DPRD Kabupaten Balangan tancap gas mengawali agenda legislasi 2026. Tiga Panitia Khusus (Pansus) resmi dibentuk untuk menggodok sejumlah Rancangan Peraturan Dae

DPRD Kabupaten Balangan gelar rapat paripurna pembentukan pansus. Foto-bakabar.com

bakabar.com, BALANGAN - DPRD Kabupaten Balangan tancap gas mengawali agenda legislasi 2026. Tiga Panitia Khusus (Pansus) resmi dibentuk untuk menggodok sejumlah Rancangan Peraturan Daerah (Raperda) strategis.

Penetapan Pansus I, II, dan III dilakukan dalam Rapat Paripurna DPRD Balangan di Gedung DPRD, Paringin Selatan, Senin (12/1/2026).

Langkah ini menjadi titik awal pembahasan Raperda yang telah masuk dalam Program Pembentukan Peraturan Daerah (Propemperda) 2026.

Sekretaris DPRD Balangan, H. Tamrin, menjelaskan pembentukan Pansus bertujuan agar pembahasan regulasi lebih fokus, efektif, dan menghasilkan produk hukum berkualitas.

“Setiap Pansus memiliki fokus kerja yang jelas sesuai sektor masing-masing,” ujarnya.

Pansus I diarahkan pada penguatan sumber daya manusia dan ekonomi desa. Pansus ini membahas Raperda fasilitasi pesantren, bantuan pendidikan untuk pengembangan SDM, perubahan Perda pajak dan retribusi daerah, hingga penguatan Badan Usaha Milik Desa (BUMDes).

Sementara itu, Pansus II fokus pada isu sosial dan ketahanan pangan. Agenda pembahasannya meliputi perlindungan anak yatim dan piatu terlantar, pengelolaan cadangan pangan daerah, serta regulasi investasi, penanaman modal, dan pembangunan perkebunan berkelanjutan.

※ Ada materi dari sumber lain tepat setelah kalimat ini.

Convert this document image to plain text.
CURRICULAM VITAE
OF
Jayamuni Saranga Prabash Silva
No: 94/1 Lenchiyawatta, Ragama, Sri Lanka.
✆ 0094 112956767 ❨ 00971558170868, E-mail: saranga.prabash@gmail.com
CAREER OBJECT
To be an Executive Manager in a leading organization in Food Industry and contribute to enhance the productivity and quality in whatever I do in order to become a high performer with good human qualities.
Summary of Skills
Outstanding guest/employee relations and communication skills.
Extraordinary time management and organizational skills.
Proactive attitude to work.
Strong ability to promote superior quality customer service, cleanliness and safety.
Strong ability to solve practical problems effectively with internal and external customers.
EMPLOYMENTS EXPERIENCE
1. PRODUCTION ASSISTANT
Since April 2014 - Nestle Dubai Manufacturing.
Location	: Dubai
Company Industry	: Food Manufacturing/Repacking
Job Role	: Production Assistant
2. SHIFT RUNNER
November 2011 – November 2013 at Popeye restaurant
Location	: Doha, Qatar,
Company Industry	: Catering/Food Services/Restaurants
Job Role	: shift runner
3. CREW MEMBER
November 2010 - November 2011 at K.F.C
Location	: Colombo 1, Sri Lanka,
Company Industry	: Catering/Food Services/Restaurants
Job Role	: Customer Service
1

Adapun Pansus III menangani sektor infrastruktur dan hak sipil. Raperda yang dibahas antara lain penggabungan Desa Wonorejo dan Sumber Rezeki di Kecamatan Juai, pemenuhan hak penyandang disabilitas, pencegahan dan penanggulangan kebakaran, serta tanggung jawab sosial dan lingkungan perusahaan (CSR).

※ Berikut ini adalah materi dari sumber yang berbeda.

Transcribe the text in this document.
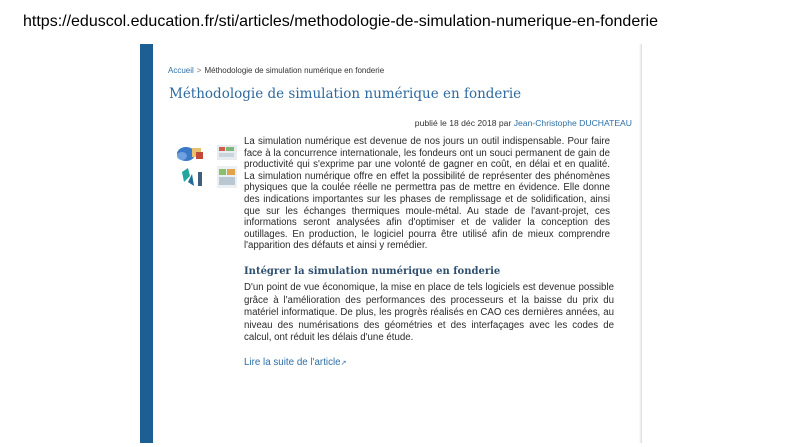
https://eduscol.education.fr/sti/articles/methodologie-de-simulation-numerique-en-fonderie
Accueil > Méthodologie de simulation numérique en fonderie
Méthodologie de simulation numérique en fonderie
publié le 18 déc 2018 par Jean-Christophe DUCHATEAU

La simulation numérique est devenue de nos jours un outil indispensable. Pour faire face à la concurrence internationale, les fondeurs ont un souci permanent de gain de productivité qui s'exprime par une volonté de gagner en coût, en délai et en qualité. La simulation numérique offre en effet la possibilité de représenter des phénomènes physiques que la coulée réelle ne permettra pas de mettre en évidence. Elle donne des indications importantes sur les phases de remplissage et de solidification, ainsi que sur les échanges thermiques moule-métal. Au stade de l'avant-projet, ces informations seront analysées afin d'optimiser et de valider la conception des outillages. En production, le logiciel pourra être utilisé afin de mieux comprendre l'apparition des défauts et ainsi y remédier.

Intégrer la simulation numérique en fonderie

D'un point de vue économique, la mise en place de tels logiciels est devenue possible grâce à l'amélioration des performances des processeurs et la baisse du prix du matériel informatique. De plus, les progrès réalisés en CAO ces dernières années, au niveau des numérisations des géométries et des interfaçages avec les codes de calcul, ont réduit les délais d'une étude.

Lire la suite de l'article↗
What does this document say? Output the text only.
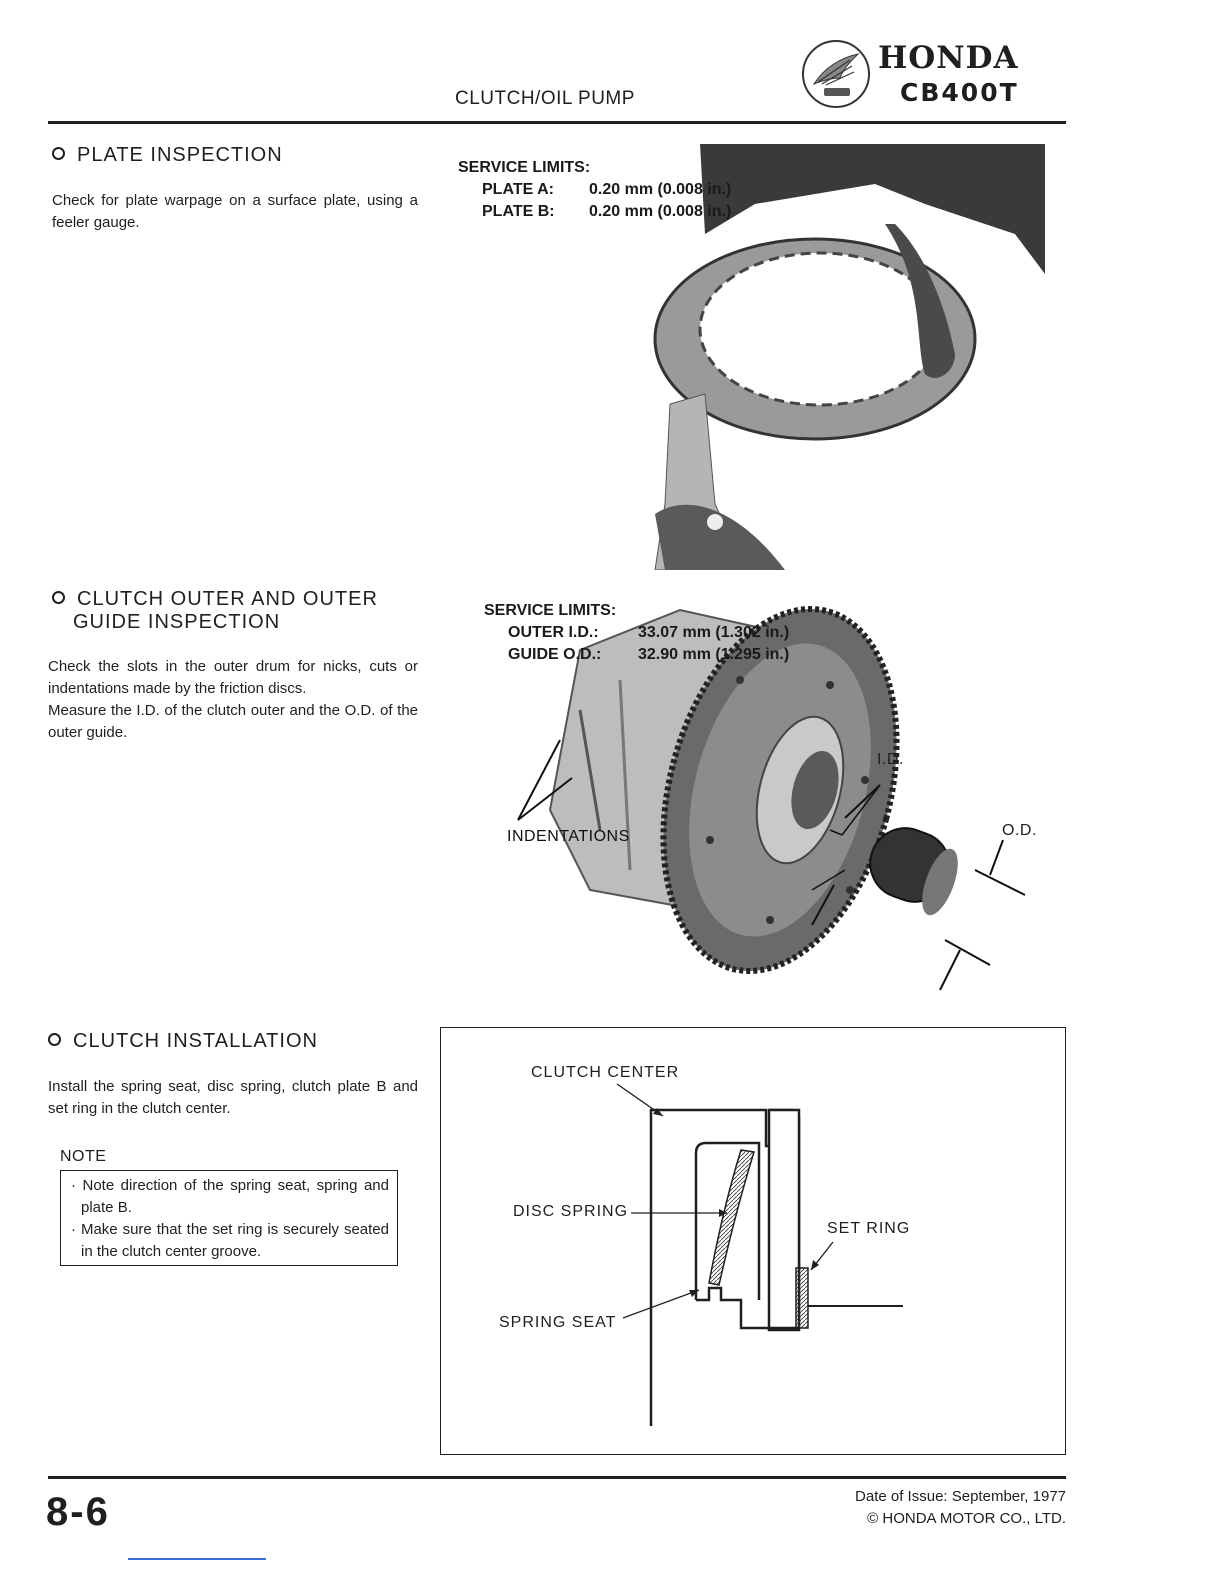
CLUTCH/OIL PUMP
HONDA
CB400T
PLATE INSPECTION
Check for plate warpage on a surface plate, using a feeler gauge.
SERVICE LIMITS:
PLATE A: 0.20 mm (0.008 in.)
PLATE B: 0.20 mm (0.008 in.)
CLUTCH OUTER AND OUTER
GUIDE INSPECTION
Check the slots in the outer drum for nicks, cuts or indentations made by the friction discs.
Measure the I.D. of the clutch outer and the O.D. of the outer guide.
SERVICE LIMITS:
OUTER I.D.: 33.07 mm (1.302 in.)
GUIDE O.D.: 32.90 mm (1.295 in.)
I.D.
O.D.
INDENTATIONS
CLUTCH INSTALLATION
Install the spring seat, disc spring, clutch plate B and set ring in the clutch center.
NOTE
· Note direction of the spring seat, spring and plate B.
· Make sure that the set ring is securely seated in the clutch center groove.
CLUTCH CENTER
DISC SPRING
SET RING
SPRING SEAT
8-6	Date of Issue: September, 1977
© HONDA MOTOR CO., LTD.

Tamrin menambahkan, selain Pansus, Badan Pembentukan Peraturan Daerah (Bapemperda) juga akan bekerja secara sinergis untuk memastikan seluruh tahapan legislasi berjalan optimal.

“Dengan pembagian tugas yang spesifik, kami optimistis Raperda yang dihasilkan mampu mendorong kemajuan daerah dan meningkatkan kesejahteraan masyarakat Balangan,” pungkasnya.